Late Eastern Front, 51st Assault MS Division. On the left is an MS-09 Dom G fitted with some H-type parts, a reminder that materiel is always in short supply on the frontline. Behind it marches an immaculate Dom F carrying a PzG44 gun. Both units have zimmerit coating applied to their armor skirts.

A mechanic paints the results of the day’s battle on the head of a Hizack. You can compare the size of the person and the head of the MS to understand just how big the Hizack is. Late in the war, with supplies running low, Zeon forces were forced to make do with outdated mobile suits like this. Forced to fight on a daily basis, many pilots became soon became aces by destroying at least five enemy vehicles.

African front, Zeon 91st Infantry Division. Judging from the soldier’s expressions and the laughing high ranking officer in the front, this photo was likely taken early in the war.

A destroyed MS-06D somewhere on the South African front. Judging by the damage, it was likely taken down with ballistic fire rather than explosives. It appears the power generator took a direct hit, dislodging the suit’s backpack.

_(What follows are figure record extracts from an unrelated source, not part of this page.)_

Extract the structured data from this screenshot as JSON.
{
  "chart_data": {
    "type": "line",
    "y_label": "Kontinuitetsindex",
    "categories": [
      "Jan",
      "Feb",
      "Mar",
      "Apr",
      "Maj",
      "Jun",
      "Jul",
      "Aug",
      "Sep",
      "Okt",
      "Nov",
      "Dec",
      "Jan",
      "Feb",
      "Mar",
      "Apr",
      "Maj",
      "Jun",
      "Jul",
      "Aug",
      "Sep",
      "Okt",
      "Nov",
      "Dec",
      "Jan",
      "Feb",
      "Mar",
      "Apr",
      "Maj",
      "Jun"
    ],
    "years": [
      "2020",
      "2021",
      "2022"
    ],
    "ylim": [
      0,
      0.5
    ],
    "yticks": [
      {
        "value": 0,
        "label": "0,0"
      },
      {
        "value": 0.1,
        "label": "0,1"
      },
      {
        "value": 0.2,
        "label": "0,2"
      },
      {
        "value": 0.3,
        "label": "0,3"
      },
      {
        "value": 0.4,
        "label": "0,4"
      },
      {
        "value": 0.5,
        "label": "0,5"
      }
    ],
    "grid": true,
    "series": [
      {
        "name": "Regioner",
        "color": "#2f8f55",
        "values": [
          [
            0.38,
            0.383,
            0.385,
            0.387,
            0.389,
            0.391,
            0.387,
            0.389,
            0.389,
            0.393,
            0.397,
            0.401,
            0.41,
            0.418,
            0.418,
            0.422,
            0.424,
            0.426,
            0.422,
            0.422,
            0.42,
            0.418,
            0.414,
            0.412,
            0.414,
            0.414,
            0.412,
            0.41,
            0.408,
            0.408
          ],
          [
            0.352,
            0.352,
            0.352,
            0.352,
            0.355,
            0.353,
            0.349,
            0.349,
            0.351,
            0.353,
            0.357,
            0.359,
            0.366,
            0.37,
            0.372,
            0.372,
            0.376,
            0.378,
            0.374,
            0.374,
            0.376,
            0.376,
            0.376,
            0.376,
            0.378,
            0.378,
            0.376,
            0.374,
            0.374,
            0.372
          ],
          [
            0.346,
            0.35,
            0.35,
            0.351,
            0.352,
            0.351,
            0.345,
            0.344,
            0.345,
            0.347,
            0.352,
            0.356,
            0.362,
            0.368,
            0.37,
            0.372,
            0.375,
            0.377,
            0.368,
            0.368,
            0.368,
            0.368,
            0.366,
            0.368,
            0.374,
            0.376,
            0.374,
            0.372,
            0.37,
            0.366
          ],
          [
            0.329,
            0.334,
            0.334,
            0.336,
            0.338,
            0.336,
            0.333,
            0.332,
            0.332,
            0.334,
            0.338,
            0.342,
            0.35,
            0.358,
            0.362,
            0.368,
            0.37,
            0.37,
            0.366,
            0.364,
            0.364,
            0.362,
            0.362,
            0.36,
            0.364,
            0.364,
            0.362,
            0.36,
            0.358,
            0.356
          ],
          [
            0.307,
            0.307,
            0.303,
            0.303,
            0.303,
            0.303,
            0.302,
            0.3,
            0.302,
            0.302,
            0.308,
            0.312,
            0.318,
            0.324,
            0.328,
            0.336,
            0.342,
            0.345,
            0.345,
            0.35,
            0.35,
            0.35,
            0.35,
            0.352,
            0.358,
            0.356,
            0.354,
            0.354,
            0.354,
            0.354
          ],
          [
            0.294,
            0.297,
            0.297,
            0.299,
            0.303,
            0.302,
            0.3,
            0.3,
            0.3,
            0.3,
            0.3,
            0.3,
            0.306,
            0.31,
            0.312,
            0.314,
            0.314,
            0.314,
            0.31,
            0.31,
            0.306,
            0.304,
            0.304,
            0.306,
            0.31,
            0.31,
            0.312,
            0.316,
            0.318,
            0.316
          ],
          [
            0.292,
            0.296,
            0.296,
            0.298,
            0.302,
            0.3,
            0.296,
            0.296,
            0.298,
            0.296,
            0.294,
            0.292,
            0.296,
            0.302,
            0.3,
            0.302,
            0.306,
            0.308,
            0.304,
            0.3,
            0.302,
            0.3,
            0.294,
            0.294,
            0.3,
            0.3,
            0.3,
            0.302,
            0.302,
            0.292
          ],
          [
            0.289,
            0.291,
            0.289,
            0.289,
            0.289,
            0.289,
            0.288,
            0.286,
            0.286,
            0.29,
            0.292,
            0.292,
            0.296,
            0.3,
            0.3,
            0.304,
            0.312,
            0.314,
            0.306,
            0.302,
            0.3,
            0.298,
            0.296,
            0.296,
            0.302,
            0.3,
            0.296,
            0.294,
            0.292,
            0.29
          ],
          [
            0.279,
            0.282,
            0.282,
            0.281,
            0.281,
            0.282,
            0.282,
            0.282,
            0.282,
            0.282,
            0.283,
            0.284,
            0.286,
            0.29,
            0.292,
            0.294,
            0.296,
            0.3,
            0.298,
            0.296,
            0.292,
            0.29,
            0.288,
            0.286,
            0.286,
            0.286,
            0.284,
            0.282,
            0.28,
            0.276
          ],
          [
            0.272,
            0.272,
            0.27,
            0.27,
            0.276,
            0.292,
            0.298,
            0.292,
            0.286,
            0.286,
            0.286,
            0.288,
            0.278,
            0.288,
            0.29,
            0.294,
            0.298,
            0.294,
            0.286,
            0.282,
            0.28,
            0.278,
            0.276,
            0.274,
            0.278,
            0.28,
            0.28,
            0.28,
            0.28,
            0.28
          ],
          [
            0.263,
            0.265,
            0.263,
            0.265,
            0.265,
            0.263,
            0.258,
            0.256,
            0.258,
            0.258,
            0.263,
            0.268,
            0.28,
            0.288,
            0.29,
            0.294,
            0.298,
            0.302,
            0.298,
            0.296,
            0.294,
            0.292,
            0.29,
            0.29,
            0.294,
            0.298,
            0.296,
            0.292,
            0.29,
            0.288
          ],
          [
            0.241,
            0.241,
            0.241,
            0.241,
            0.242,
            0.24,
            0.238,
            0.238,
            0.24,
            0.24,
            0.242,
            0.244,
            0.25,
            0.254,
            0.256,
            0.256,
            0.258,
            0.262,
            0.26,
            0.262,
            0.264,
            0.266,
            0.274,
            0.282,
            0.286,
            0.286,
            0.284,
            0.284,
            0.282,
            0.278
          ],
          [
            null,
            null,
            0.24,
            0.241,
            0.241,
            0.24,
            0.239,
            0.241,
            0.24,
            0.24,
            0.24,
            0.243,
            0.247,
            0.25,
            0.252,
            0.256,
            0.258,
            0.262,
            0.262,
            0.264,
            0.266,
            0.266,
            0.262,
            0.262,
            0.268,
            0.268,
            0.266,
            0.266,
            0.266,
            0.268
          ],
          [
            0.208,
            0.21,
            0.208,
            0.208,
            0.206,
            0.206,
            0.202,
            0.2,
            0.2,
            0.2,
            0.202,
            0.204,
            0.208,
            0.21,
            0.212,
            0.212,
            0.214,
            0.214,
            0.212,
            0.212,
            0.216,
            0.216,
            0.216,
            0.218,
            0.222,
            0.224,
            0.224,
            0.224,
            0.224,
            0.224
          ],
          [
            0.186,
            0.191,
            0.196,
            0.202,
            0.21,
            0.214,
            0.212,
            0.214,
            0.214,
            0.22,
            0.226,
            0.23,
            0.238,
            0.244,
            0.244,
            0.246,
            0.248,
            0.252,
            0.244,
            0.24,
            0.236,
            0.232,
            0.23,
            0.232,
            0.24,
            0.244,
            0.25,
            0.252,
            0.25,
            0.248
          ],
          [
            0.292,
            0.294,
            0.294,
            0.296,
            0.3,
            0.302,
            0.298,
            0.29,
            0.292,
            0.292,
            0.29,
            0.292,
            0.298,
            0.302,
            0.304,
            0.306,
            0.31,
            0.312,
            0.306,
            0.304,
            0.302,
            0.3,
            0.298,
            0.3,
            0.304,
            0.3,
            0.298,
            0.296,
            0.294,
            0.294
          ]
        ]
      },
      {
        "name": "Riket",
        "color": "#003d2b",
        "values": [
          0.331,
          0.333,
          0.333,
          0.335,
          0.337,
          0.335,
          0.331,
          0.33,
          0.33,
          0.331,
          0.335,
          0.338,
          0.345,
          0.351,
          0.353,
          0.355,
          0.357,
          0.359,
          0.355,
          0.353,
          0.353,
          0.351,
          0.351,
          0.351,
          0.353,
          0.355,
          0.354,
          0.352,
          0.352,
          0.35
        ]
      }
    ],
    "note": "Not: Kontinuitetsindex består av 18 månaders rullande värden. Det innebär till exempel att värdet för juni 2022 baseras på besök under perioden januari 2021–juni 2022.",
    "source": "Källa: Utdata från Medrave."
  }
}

In a scene reminiscent of the Battle of Odessa, Zeon soldiers retreat on foot after defeat in Africa. Some soldiers carry jerry cans with drinking water. In the distance is a destroyed Hizack.

MS-109A Goblin
As the war continued, the Zeon army became increasingly concerned about the lack of usable mobile suits. Development of a new type of mobile suit began, with high production quotas being the top priority. Produced at about 2/3 the cost of a normal mobile suit, the MS-109A was designed primarily for defensive actions and small-scale skirmishes. However, it demonstrated impressive performance on the battlefield and was quickly pushed into mass production in an effort to phase out aging MS still in use like the Zaku, Gouf, and Dom. Deployed in both space and on Earth, the MS-109A was smaller than other mobile suits and as a result soon earned the nickname “Goblin” or “Little Devil.”

The 64th MS Division on the move. This division likely includes a corps headquarters. At the front of the column is the PMX-003 The O II heavy mobile suit, to its left is a Goblin, to its right a Marasai. Five or six O II’s were deployed to the African front, inflicting heavy damage on Federation troops.


A Marasai-G belonging to the Zeon 6th Army’s 16th Armor MS Division. Look closely and you’ll notice it has the larger armor skirt and shoulder armor of the H-type. This was likely near the end of the ground war, as a Geara Doga can be seen in the background. Although their faces are covered, the inevitability of defeat can be seen in the body language of the soldiers nearby. This photo was taken somewhere in Northern Europe, as evidenced by the soldiers’ cold weather gear. It’s unknown if these soldiers were able to escape safely to space.